Thursday, March 18, 2010

Justiflat - The Premiere Episode of Justified Is Dead as the Man in Miami

*This post might contain spoilers.

I'm only about half way through the three-season run of DEADWOOD (on borrowed DVDs), but that's been more than enough to hook me. So, naturally, when I saw the first preview for JUSTIFIED, FX's new drama about a quick (and often) shooting U.S. Marshal starring Timothy Olyphant of Deadwood fame, I was more than psyched. Unfortunately, after Tuesday night's series premiere episode, the show quickly fell into the, "I'll give it another few episodes before quitting" category of new shows. 

The episode opened with Olyphant's Raylan Givens sitting across from a suspect at a table beside the pool at a trendy Miami hotel. After some quite, intimidating, tough-guy dialogue that involved a lot of daring one another to shoot, Raylan blasts the man away. Raylan chews the fat with the other marshals outside the hotel later, not in the least bit disturbed by the life he just took.
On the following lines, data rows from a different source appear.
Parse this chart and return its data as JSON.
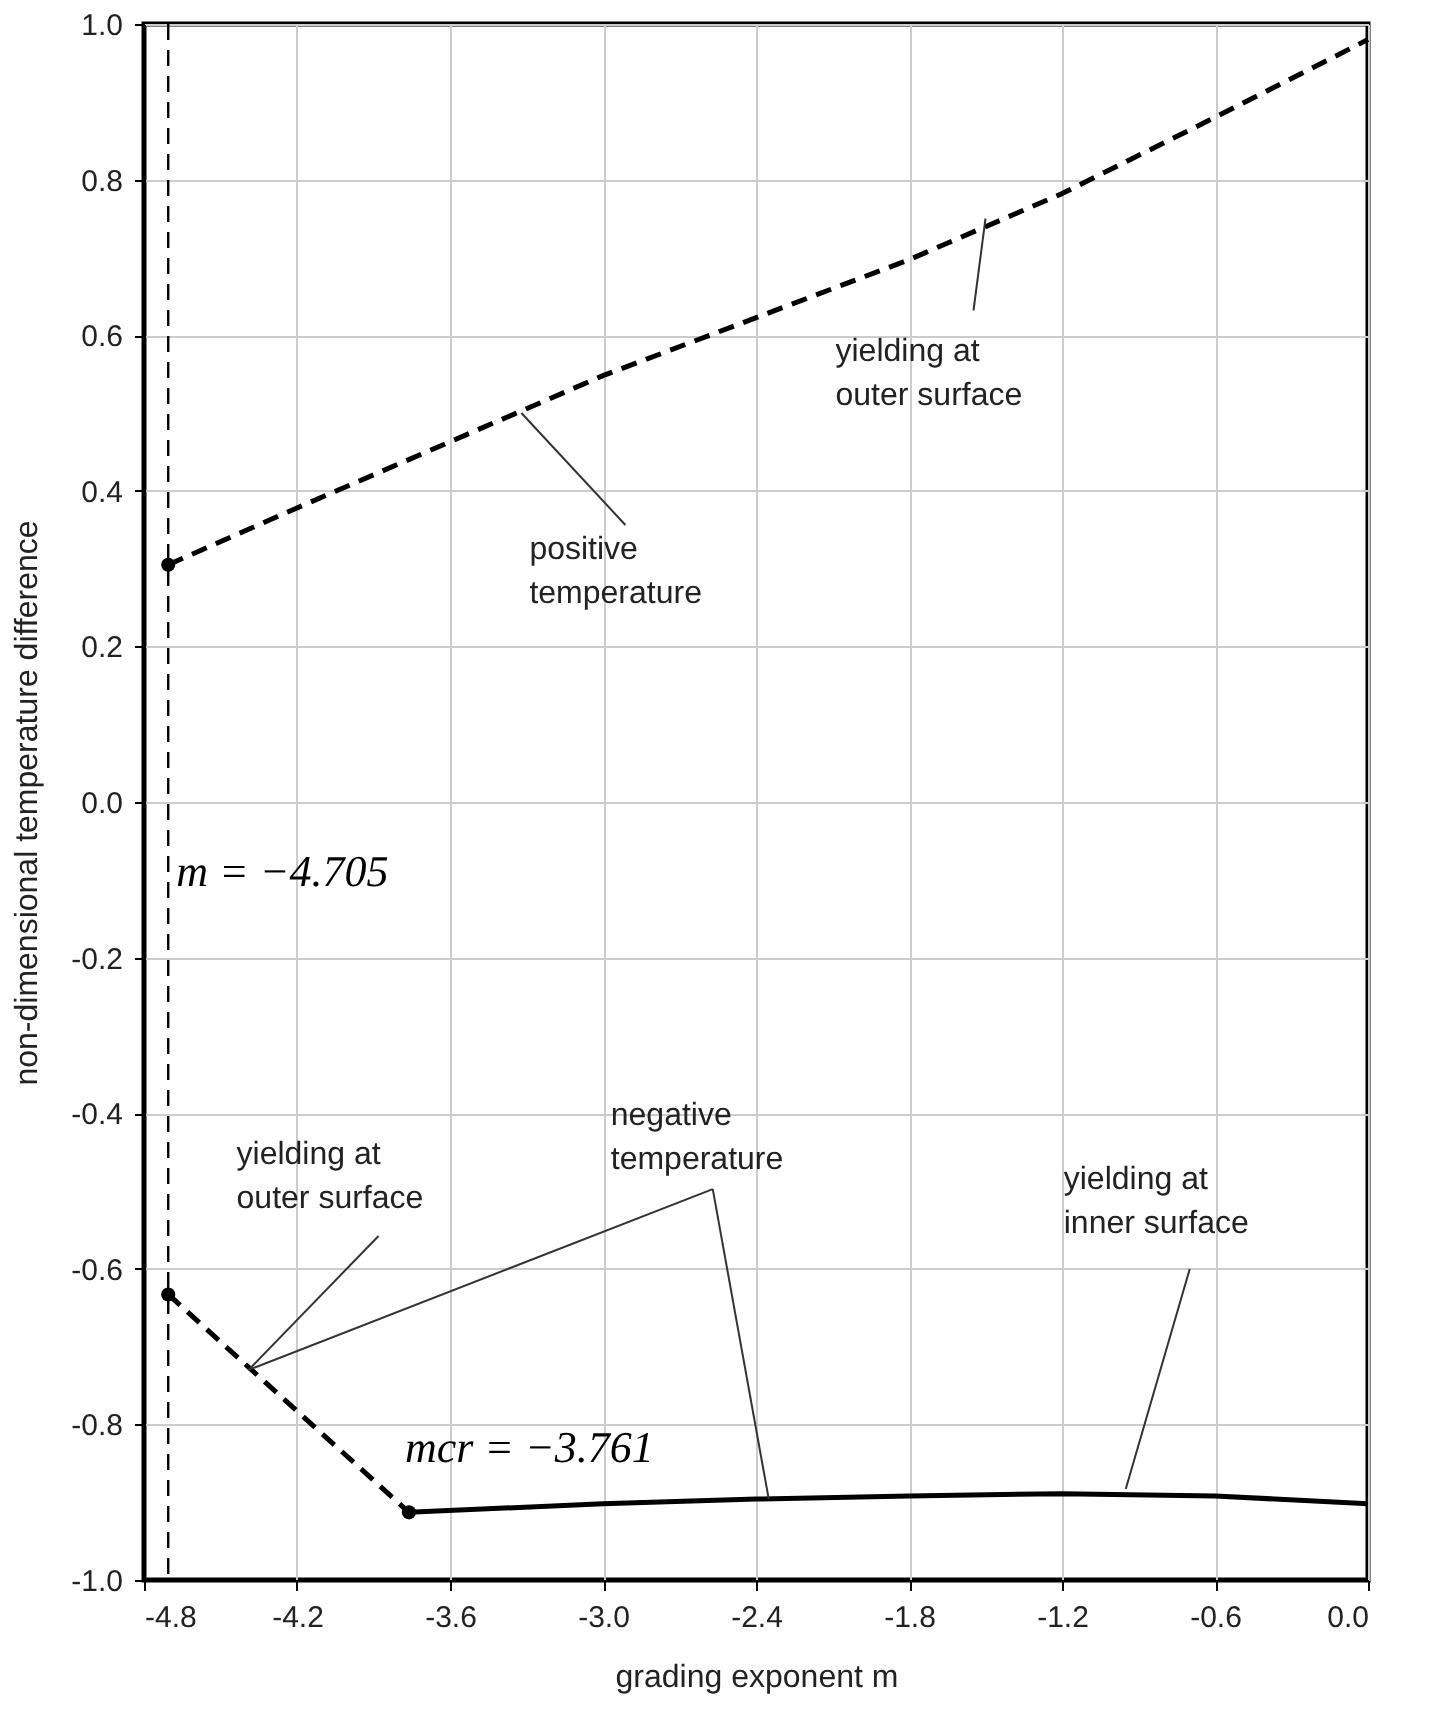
{
  "chart_data": {
    "type": "line",
    "xlabel": "grading exponent m",
    "ylabel": "non-dimensional temperature difference",
    "xlim": [
      -4.8,
      0.0
    ],
    "ylim": [
      -1.0,
      1.0
    ],
    "xticks": [
      {
        "value": -4.8,
        "label": "-4.8"
      },
      {
        "value": -4.2,
        "label": "-4.2"
      },
      {
        "value": -3.6,
        "label": "-3.6"
      },
      {
        "value": -3.0,
        "label": "-3.0"
      },
      {
        "value": -2.4,
        "label": "-2.4"
      },
      {
        "value": -1.8,
        "label": "-1.8"
      },
      {
        "value": -1.2,
        "label": "-1.2"
      },
      {
        "value": -0.6,
        "label": "-0.6"
      },
      {
        "value": 0.0,
        "label": "0.0"
      }
    ],
    "yticks": [
      {
        "value": -1.0,
        "label": "-1.0"
      },
      {
        "value": -0.8,
        "label": "-0.8"
      },
      {
        "value": -0.6,
        "label": "-0.6"
      },
      {
        "value": -0.4,
        "label": "-0.4"
      },
      {
        "value": -0.2,
        "label": "-0.2"
      },
      {
        "value": 0.0,
        "label": "0.0"
      },
      {
        "value": 0.2,
        "label": "0.2"
      },
      {
        "value": 0.4,
        "label": "0.4"
      },
      {
        "value": 0.6,
        "label": "0.6"
      },
      {
        "value": 0.8,
        "label": "0.8"
      },
      {
        "value": 1.0,
        "label": "1.0"
      }
    ],
    "grid": true,
    "series": [
      {
        "color": "#000000",
        "line_style": "dashed",
        "marker": "none",
        "x": [
          -4.705,
          -4.2,
          -3.0,
          -1.8,
          -1.2,
          -0.6,
          0.0
        ],
        "values": [
          0.305,
          0.378,
          0.548,
          0.697,
          0.782,
          0.88,
          0.98
        ]
      },
      {
        "color": "#000000",
        "line_style": "dashed",
        "marker": "none",
        "x": [
          -4.705,
          -3.761
        ],
        "values": [
          -0.633,
          -0.913
        ]
      },
      {
        "color": "#000000",
        "line_style": "solid",
        "marker": "none",
        "x": [
          -3.761,
          -3.0,
          -2.4,
          -1.8,
          -1.2,
          -0.6,
          0.0
        ],
        "values": [
          -0.913,
          -0.902,
          -0.896,
          -0.892,
          -0.889,
          -0.892,
          -0.902
        ]
      },
      {
        "type": "scatter",
        "color": "#000000",
        "marker": "circle",
        "x": [
          -4.705,
          -4.705,
          -3.761
        ],
        "values": [
          0.305,
          -0.633,
          -0.913
        ]
      }
    ],
    "ref_lines": [
      {
        "axis": "x",
        "value": -4.705,
        "label": "m = −4.705",
        "line_style": "dashed",
        "color": "#000000"
      }
    ],
    "annotations": [
      {
        "text": "yielding at\nouter surface",
        "x": -1.5,
        "y": 0.75
      },
      {
        "text": "positive\ntemperature",
        "x": -3.32,
        "y": 0.5
      },
      {
        "text": "yielding at\nouter surface",
        "x": -4.39,
        "y": -0.73
      },
      {
        "text": "negative\ntemperature",
        "x": -2.35,
        "y": -0.896
      },
      {
        "text": "yielding at\ninner surface",
        "x": -0.95,
        "y": -0.883
      },
      {
        "text": "mcr = −3.761",
        "x": -3.761,
        "y": -0.913
      }
    ]
  }
}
And there began the pattern that repeated for the next hour plus of the first episode.

Raylan gets transferred to his backwoods Kentucky hometown in an attempt to let the dust from the Miami shooting settle, and to catch a childhood acquaintance of his who has been getting the government's attention. In case you miss it the first time Raylan says it, you'll get to hear another 18 times that he and his new target used to mine coal together. In fact, there's more repetition in the first episode than I have ever seen in any show ever. Or any season for that matter. Whether it's "we mined coal together" or "you shot a man in Miami" or some variation of either statement, the writers seem to have run out of unique things to say after each commercial break. Like a comic book that only comes out every other month, so the writers have to remind us what's happened through catch-up dialogue, Justified was so repetitive that I was plain bored. The hour and 11 minute premiere (commercials included) could have been boiled down to a half an hour if all the repeat lines - sometimes seemingly verbatim - were removed. We get it! Raylan shot a man in Miami. Next?

More than repetitive, though, Justified lacked logic. If it didn't, I was either not paying attention or too picky a viewer. I don't believe that a single rocket from a bazooka would blow up an entire building, causing simultaneous fire balls to erupt from the first and second story windows. Maybe I'm wrong there. I could also be wrong that a woman who blasted her husband would be free to continue going about her business. Raylan's love interest, an abused woman played by the beautiful Joelle Carter, aims a shotgun at her husband while he's eating dinner and pulls the trigger. Somehow, though, despite the fact that she did this and that all the cops know she did it, we're first introduced to her as she's going about her daily business, nothing unusual to her. It's only at the tail end of the episode that we see her at the court house (did the writers remember she might, possibly, potentially have to answer for killing an unarmed - albeit abusive - man?). (At one point during the previews for the upcoming episodes, I wondered aloud if all the women cast for the show were sisters. Carter is a tall, gorgeous blond woman. Raylan's ex is a tall, gorgeous blond woman. And a third character we haven't been introduced to yet who Raylan seems to hook up with is - you guessed it - a tall, gorgeous blond woman. Don't get me wrong, I'm all for tall, gorgeous blond women, but it made me wonder - was this a theme, or are the producers just trying to increase the babe factor in light of a weak story?)

The police work seemed as shoddy as the writing. Raylan and his other marshals spent a lot of their time swaggering around, taking shots, speaking in drawls, and talking about the guilty criminals they knew exactly where to find. If they actually did happen to seek out those perps, though, they used guns instead of actual police work to end the day. Not bad for TV, unless, like Raylan, you decide to answer your cell phone in the middle of a shoot out. And I thought answering in the movie theater was bad. 

Justified is no Deadwood. That's more than clear. I shouldn't have expected as much, but I did think it'd be more than just an updated WALKER, TEXAS RANGER. Hopefully, the coming episodes won't be as flat and one-lied as the first, or I'll be Givens this one up.